Beautiful Eau de Toilette (Estée Lauder)

I never liked the ad campaigns for Beautiful. They tend to feature brides and grooms and flower girls, their Photoshopped faces illuminated by heavenly sunbeams streaming through lace curtains. For some reason, this green floral from 1986 is pegged by its creators as a "wedding floral", a dubious call made before anyone else can make that determination for themselves. That's unfortunate, because when I think of wedding florals, I think of unwearably-synthetic white floral bouquets, indoles piled a mile high, with the requisite screechiness and rubbery drydowns - the original Sung, for example. There's this western idea that a bride must wear floral bouquets, mostly of tuberose, rose, jasmine, and ylang, lest her maidenhood be sullied by (gasp!) - harsh citrus, masculine woods, prostitute-grade ethyl maltol - all before the cad-in-waiting can get his mitts on her. It would be refreshing to read that a girl wore Bois du Portugal or Giorgio, or some trashy boudoir water to her wedding, instead of all that frilly-frop crap. Perhaps she'll wear something like that to mine, whenever that is.
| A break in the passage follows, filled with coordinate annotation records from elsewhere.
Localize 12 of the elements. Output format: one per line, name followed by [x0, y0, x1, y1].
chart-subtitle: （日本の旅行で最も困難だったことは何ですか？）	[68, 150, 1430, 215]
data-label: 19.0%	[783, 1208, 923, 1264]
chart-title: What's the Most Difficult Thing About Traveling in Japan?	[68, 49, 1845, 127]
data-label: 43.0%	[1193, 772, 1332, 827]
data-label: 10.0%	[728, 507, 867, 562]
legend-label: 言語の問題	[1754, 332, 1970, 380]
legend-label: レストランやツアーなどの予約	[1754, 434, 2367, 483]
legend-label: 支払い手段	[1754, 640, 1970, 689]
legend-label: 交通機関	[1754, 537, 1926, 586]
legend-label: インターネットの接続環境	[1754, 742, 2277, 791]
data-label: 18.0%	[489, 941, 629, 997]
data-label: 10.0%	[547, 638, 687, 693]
Beautiful's aroma chemicals are nicely blended in an abstract interpretation of potted greenery. As it dries down, the headiness of its white-floral intro subsides a bit, and a cool shimmer of muguet and orange blossom emerges, exuding decidedly greener airs. I enjoy the heart stage the most, as it's the greenest part. Eventually a gentle sandalwood and vetiver base asserts itself, and supports Beautiful's rich sweetness with load-bearing authority. The sandalwood is some sort of reconstruction, perhaps using Ambroxan, but it's hard to tell with all the residual floral notes. True to Lauder form, this one exhibits the wonders of a synthetic green-floral done right, but it does feel rather stodgy. Ladies, it's certainly okay to wear this on the big day, but only because weddings are about love and commitment, two serious topics that aren't fully addressed by the sexy-trashy attitudes of Paris and LouLou. For a shotgun wedding, I'd go with those two instead. Hey, if you HAVE to get hitched, you might as well have fun consummating it. Beautiful is many things, but fun it ain't.